What’s our purpose on this earth? This eternal question has been tackled by philosophers, scientists—and moviemakers.
Thousands of years ago we were similar to other species, whose only purpose is feeding themselves, getting away from predators, and procreating. But our lives have changed dramatically, and when survival is no longer at stake, we start looking for deeper truths.
In trying to explain ourselves and the world around us, we have created countless stories, articles, and art pieces devoted to the human psyche. Cinema is one of the best ways to make one think and maybe learn something.
When people talk of philosophical movies, they tend to bring up The Matrix by The Wachowski Brothers, but this is far too obvious an example.
Great writers know that a gripping plot is not enough to make the audience care about the characters and their life choices. And it matters not if the movie is a drama, a comedy, or an action flick: any genre is capable of exploring the fabled human condition.
This is a list of smart movies that make you think.
1. Solaris (1972).
Directed by Andrei Tarkovsky.
This complex philosophical movie is rightly considered a masterpiece of Soviet cinema. It combines science fiction and drama in a way that was groundbreaking for its time.
The Solaris mission has established a base on a planet that appears to host some kind of intelligence, but the details are hazy and very secret. After the mysterious demise of one of the three scientists on the base, the main character is sent out to replace him.
He finds the station rundown and the two remaining scientists cold and secretive. When he also encounters his wife who has been dead for ten years, he begins to appreciate the baffling nature of the alien intelligence.
2. My Dinner with Andre (1981).
Directed by Louis Malle.
The film is both confusing and fascinating, and the excellent writing keeps you fully invested for the entire 110-minute runtime.
Wallace Shawn and Andre Gregory, apparently playing themselves, share their lives over the course of an evening meal at a restaurant.
Gregory, a theater director from New York, is the more talkative of the pair. He relates to Shawn his tales of dropping out, traveling around the world, and experiencing the variety of ways people live, such as a monk who could balance his entire weight on his fingertips. Shawn listens avidly, but questions the value of Gregory’s seeming abandonment of the pragmatic aspects of life.
3. The Lobster (2015).
Directed by Yorgos Lanthimos.
When we talk of philosophy, we usually discuss our place in the universe.
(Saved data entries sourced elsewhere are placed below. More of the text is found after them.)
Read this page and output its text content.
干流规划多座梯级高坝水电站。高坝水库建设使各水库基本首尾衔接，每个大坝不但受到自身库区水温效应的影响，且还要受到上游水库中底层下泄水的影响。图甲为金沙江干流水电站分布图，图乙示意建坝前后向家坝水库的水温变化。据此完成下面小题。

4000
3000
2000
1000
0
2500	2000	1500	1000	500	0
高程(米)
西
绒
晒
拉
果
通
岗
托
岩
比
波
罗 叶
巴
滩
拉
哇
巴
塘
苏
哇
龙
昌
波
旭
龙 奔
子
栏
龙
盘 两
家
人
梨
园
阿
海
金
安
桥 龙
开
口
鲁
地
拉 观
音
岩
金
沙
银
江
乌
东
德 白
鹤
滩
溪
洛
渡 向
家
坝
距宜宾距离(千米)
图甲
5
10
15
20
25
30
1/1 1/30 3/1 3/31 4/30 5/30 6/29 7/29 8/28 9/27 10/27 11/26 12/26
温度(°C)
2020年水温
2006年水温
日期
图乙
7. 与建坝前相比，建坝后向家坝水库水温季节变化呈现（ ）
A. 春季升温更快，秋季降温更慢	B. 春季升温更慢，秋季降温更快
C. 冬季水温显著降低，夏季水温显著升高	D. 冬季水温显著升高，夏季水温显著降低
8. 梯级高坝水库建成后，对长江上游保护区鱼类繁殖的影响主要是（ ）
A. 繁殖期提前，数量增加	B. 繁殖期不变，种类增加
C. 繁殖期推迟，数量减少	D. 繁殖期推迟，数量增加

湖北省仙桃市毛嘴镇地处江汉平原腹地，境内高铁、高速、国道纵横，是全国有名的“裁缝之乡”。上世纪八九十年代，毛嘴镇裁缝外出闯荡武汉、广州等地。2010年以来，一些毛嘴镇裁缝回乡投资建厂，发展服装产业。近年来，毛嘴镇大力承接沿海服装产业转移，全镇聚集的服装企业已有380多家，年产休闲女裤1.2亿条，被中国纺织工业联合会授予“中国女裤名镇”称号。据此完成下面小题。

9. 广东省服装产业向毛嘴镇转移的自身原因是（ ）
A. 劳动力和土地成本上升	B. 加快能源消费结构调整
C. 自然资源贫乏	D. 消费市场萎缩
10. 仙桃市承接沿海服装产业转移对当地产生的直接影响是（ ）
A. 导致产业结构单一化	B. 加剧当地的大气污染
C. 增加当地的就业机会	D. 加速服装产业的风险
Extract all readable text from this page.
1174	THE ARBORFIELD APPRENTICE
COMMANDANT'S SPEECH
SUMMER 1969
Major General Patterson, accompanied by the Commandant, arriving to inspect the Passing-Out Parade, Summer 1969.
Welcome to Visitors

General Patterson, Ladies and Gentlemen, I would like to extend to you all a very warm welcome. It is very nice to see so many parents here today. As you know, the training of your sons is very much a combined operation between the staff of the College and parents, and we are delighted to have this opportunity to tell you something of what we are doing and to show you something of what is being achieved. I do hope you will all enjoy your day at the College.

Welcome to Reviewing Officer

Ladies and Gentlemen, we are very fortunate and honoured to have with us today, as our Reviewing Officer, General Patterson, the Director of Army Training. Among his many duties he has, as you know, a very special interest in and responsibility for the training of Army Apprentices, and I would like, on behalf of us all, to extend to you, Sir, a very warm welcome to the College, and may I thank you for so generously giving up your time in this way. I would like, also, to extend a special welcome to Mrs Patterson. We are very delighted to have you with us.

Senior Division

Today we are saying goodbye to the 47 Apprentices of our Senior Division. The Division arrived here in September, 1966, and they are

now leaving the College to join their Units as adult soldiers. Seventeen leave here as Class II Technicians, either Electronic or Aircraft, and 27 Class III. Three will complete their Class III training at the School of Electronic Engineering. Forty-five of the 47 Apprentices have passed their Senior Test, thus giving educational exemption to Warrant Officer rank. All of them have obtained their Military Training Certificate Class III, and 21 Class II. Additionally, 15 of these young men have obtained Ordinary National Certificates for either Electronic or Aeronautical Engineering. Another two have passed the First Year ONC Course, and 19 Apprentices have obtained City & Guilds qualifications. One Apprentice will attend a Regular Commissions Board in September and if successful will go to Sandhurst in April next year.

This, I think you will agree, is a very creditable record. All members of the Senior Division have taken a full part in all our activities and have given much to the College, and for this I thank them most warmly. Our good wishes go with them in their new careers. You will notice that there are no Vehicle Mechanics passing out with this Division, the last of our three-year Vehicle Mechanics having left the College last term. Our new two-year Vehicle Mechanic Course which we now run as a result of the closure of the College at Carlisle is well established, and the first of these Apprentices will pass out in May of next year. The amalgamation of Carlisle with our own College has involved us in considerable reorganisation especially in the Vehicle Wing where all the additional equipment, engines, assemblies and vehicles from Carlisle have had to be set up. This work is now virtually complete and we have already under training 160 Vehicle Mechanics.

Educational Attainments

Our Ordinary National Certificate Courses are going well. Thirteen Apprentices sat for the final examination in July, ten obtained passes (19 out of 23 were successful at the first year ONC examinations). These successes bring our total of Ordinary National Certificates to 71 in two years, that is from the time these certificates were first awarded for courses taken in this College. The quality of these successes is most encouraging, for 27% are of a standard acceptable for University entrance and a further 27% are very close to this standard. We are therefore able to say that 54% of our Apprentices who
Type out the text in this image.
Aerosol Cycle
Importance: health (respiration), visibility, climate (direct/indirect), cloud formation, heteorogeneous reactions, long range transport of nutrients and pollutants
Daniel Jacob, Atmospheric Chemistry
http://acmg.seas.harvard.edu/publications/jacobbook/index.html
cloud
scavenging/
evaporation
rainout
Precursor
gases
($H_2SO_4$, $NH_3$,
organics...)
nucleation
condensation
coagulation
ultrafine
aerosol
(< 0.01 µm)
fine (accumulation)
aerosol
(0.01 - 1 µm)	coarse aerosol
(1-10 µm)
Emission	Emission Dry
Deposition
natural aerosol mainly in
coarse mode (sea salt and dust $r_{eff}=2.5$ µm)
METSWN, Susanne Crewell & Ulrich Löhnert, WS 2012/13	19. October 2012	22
But some believe that love and all the strange forms it can take is actually more central to our being.
A love story set in a dystopian near future where single people are arrested and transferred to a creepy hotel. There they are obliged to find a matching mate in 45 days. If they fail, they are transformed into an animal and released into the woods.
4. The Truman Show (1998).
Directed by Peter Weir.
The Truman Show is an accomplished study of the human mind that forsakes routine on a quest for higher truth.
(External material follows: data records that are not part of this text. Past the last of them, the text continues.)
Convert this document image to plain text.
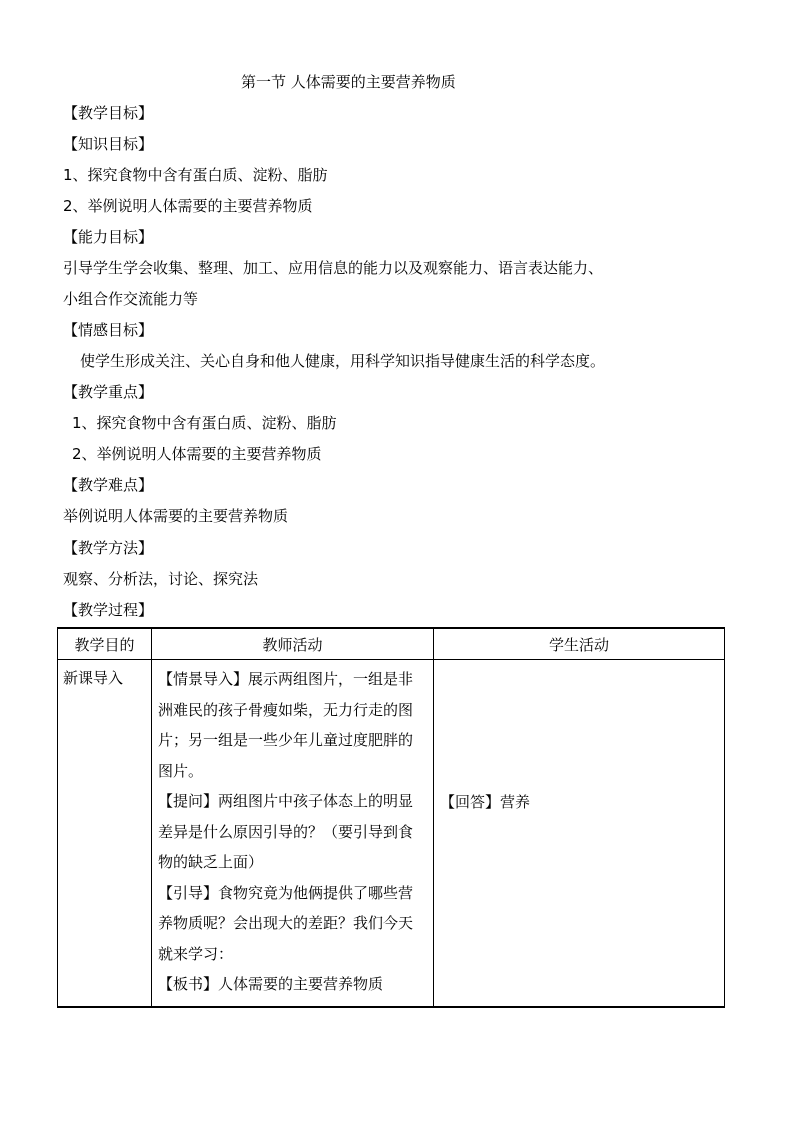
第一节 人体需要的主要营养物质
【教学目标】
【知识目标】
1、探究食物中含有蛋白质、淀粉、脂肪
2、举例说明人体需要的主要营养物质
【能力目标】
引导学生学会收集、整理、加工、应用信息的能力以及观察能力、语言表达能力、
小组合作交流能力等
【情感目标】
使学生形成关注、关心自身和他人健康，用科学知识指导健康生活的科学态度。
【教学重点】
1、探究食物中含有蛋白质、淀粉、脂肪
2、举例说明人体需要的主要营养物质
【教学难点】
举例说明人体需要的主要营养物质
【教学方法】
观察、分析法，讨论、探究法
【教学过程】
教学目的	教师活动	学生活动
新课导入	【情景导入】展示两组图片，一组是非洲难民的孩子骨瘦如柴，无力行走的图片；另一组是一些少年儿童过度肥胖的图片。

【提问】两组图片中孩子体态上的明显差异是什么原因引导的？（要引导到食物的缺乏上面）

【引导】食物究竟为他俩提供了哪些营养物质呢？会出现大的差距？我们今天就来学习：

【板书】人体需要的主要营养物质	【回答】营养
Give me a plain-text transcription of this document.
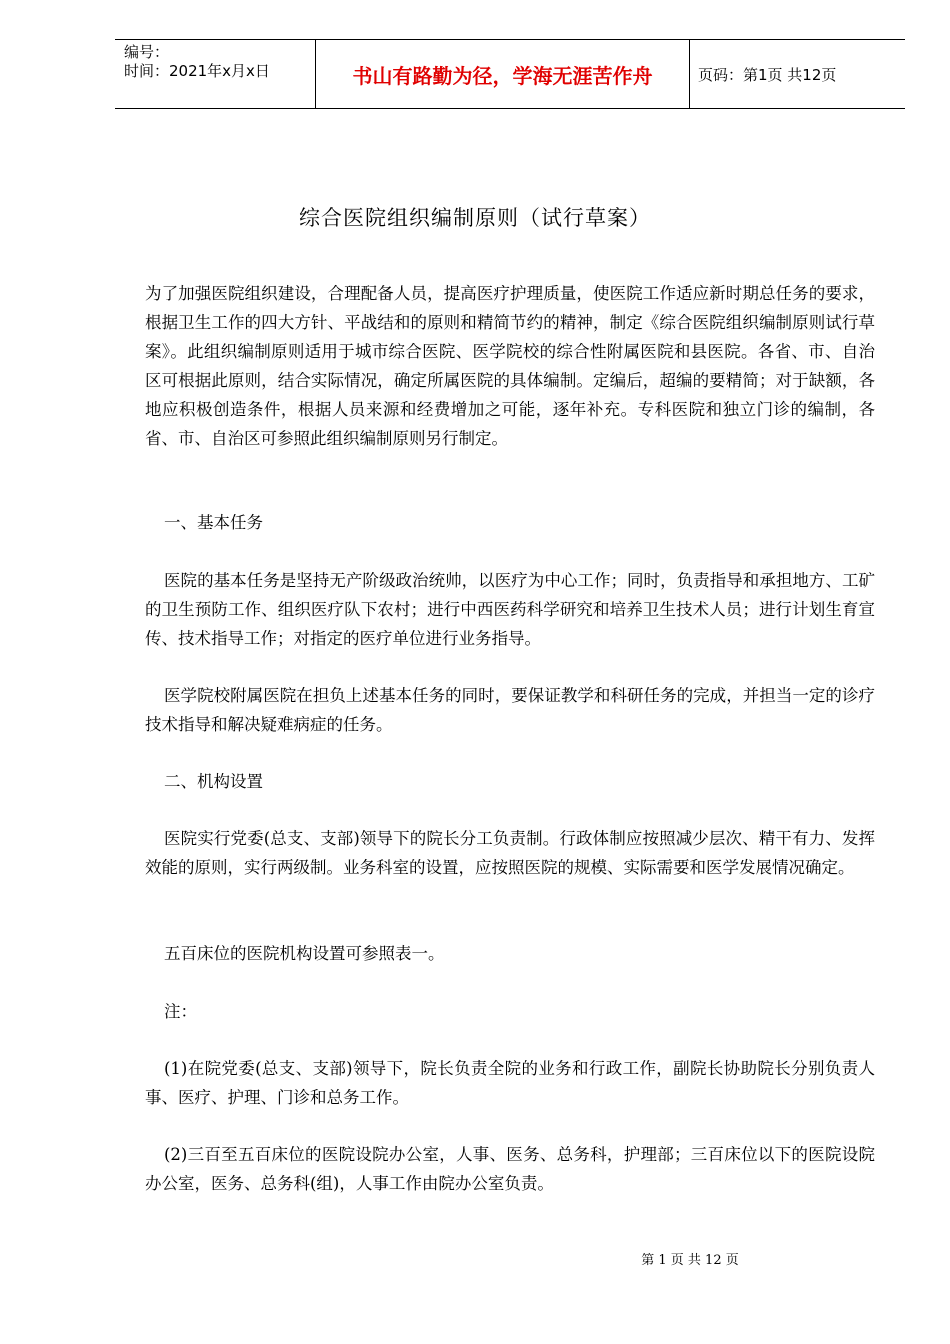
编号：
时间：2021年x月x日	书山有路勤为径，学海无涯苦作舟	页码：第1页 共12页
综合医院组织编制原则（试行草案）

为了加强医院组织建设，合理配备人员，提高医疗护理质量，使医院工作适应新时期总任务的要求，根据卫生工作的四大方针、平战结和的原则和精简节约的精神，制定《综合医院组织编制原则试行草案》。此组织编制原则适用于城市综合医院、医学院校的综合性附属医院和县医院。各省、市、自治区可根据此原则，结合实际情况，确定所属医院的具体编制。定编后，超编的要精简；对于缺额，各地应积极创造条件，根据人员来源和经费增加之可能，逐年补充。专科医院和独立门诊的编制，各省、市、自治区可参照此组织编制原则另行制定。

一、基本任务

医院的基本任务是坚持无产阶级政治统帅，以医疗为中心工作；同时，负责指导和承担地方、工矿的卫生预防工作、组织医疗队下农村；进行中西医药科学研究和培养卫生技术人员；进行计划生育宣传、技术指导工作；对指定的医疗单位进行业务指导。

医学院校附属医院在担负上述基本任务的同时，要保证教学和科研任务的完成，并担当一定的诊疗技术指导和解决疑难病症的任务。

二、机构设置

医院实行党委(总支、支部)领导下的院长分工负责制。行政体制应按照减少层次、精干有力、发挥效能的原则，实行两级制。业务科室的设置，应按照医院的规模、实际需要和医学发展情况确定。

五百床位的医院机构设置可参照表一。

注：

(1)在院党委(总支、支部)领导下，院长负责全院的业务和行政工作，副院长协助院长分别负责人事、医疗、护理、门诊和总务工作。

(2)三百至五百床位的医院设院办公室，人事、医务、总务科，护理部；三百床位以下的医院设院办公室，医务、总务科(组)，人事工作由院办公室负责。

第 1 页 共 12 页
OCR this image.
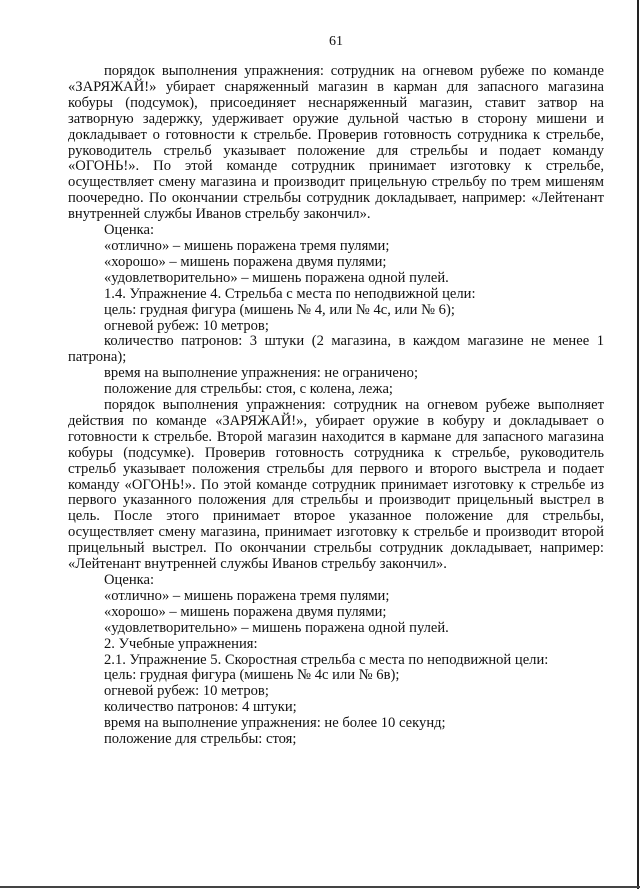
61

порядок выполнения упражнения: сотрудник на огневом рубеже по команде «ЗАРЯЖАЙ!» убирает снаряженный магазин в карман для запасного магазина кобуры (подсумок), присоединяет неснаряженный магазин, ставит затвор на затворную задержку, удерживает оружие дульной частью в сторону мишени и докладывает о готовности к стрельбе. Проверив готовность сотрудника к стрельбе, руководитель стрельб указывает положение для стрельбы и подает команду «ОГОНЬ!». По этой команде сотрудник принимает изготовку к стрельбе, осуществляет смену магазина и производит прицельную стрельбу по трем мишеням поочередно. По окончании стрельбы сотрудник докладывает, например: «Лейтенант внутренней службы Иванов стрельбу закончил».

Оценка:

«отлично» – мишень поражена тремя пулями;

«хорошо» – мишень поражена двумя пулями;

«удовлетворительно» – мишень поражена одной пулей.

1.4. Упражнение 4. Стрельба с места по неподвижной цели:

цель: грудная фигура (мишень № 4, или № 4с, или № 6);

огневой рубеж: 10 метров;

количество патронов: 3 штуки (2 магазина, в каждом магазине не менее 1 патрона);

время на выполнение упражнения: не ограничено;

положение для стрельбы: стоя, с колена, лежа;

порядок выполнения упражнения: сотрудник на огневом рубеже выполняет действия по команде «ЗАРЯЖАЙ!», убирает оружие в кобуру и докладывает о готовности к стрельбе. Второй магазин находится в кармане для запасного магазина кобуры (подсумке). Проверив готовность сотрудника к стрельбе, руководитель стрельб указывает положения стрельбы для первого и второго выстрела и подает команду «ОГОНЬ!». По этой команде сотрудник принимает изготовку к стрельбе из первого указанного положения для стрельбы и производит прицельный выстрел в цель. После этого принимает второе указанное положение для стрельбы, осуществляет смену магазина, принимает изготовку к стрельбе и производит второй прицельный выстрел. По окончании стрельбы сотрудник докладывает, например: «Лейтенант внутренней службы Иванов стрельбу закончил».

Оценка:

«отлично» – мишень поражена тремя пулями;

«хорошо» – мишень поражена двумя пулями;

«удовлетворительно» – мишень поражена одной пулей.

2. Учебные упражнения:

2.1. Упражнение 5. Скоростная стрельба с места по неподвижной цели:

цель: грудная фигура (мишень № 4с или № 6в);

огневой рубеж: 10 метров;

количество патронов: 4 штуки;

время на выполнение упражнения: не более 10 секунд;

положение для стрельбы: стоя;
Truman is a man whose life is a fake one. The place he lives is in fact a big studio with hidden cameras everywhere, and all his friends and people around him are actors who play their roles in the most popular TV series in the world: The Truman Show.
Truman thinks he is an ordinary man with an ordinary life and has no idea about how he is exploited. Until one day he finds out everything.
5. The End of Evangelion (1997).
Directed by Hideaki Anno and Kazuya Tsurumaki.
A bright example of a mind that refuses to be part of the surrounding world.
Teenager Shinji Ikari is the pilot of Evangelion Unit 01, one of several giant cyborgs designed to fight hostile supernatural entities called Angels. Eventually, Shinji is pushed to the limits of his sanity as he is forced to decide the fate of humanity.
6. Fantastic Planet (1973).
Directed by René Laloux.
Nothing beats seeing humanity in a primal state and learning the source of all the needs and desires that plague us today.
In the distant future, the gargantuan blue humanoid Draags have brought human beings (called Oms) from Earth to the planet Ygam, where they maintain a technologically and spiritually advanced society.
The Draags consider Oms animals, and while they keep some as pets, others live in the wilderness and are periodically slaughtered by the Draags, who wish to control their population. Draags have much longer life spans than Oms, but reproduce much less. An Om rebellion is imminent.
7. The Social Network (2010).
Directed by David Fincher.
The movie cleverly used dialog to turn a spotlight on the characters’ personalities and motivations.
On a fall night in 2003, Harvard undergrad and computer programming genius Mark Zuckerberg sits down at his computer and heatedly begins working on a new idea. In a fury of blogging and programming, what begins in his dorm room soon becomes a global social network and a revolution in communication.
A mere six years and 500 million friends later, Mark Zuckerberg is the youngest billionaire in history... but for this entrepreneur, success leads to both personal and legal complications.
8. The End of the Tour (2015).
Directed by James Ponsoldt.
This drama raises really deep questions, making the viewers analyze their own choices.
The story of the five-day interview between Rolling Stone reporter David Lipsky and acclaimed novelist David Foster Wallace, which took place right after the 1996 publication of Wallace's groundbreaking epic novel, Infinite Jest.
Do you have favorite philosophical movies? What are they?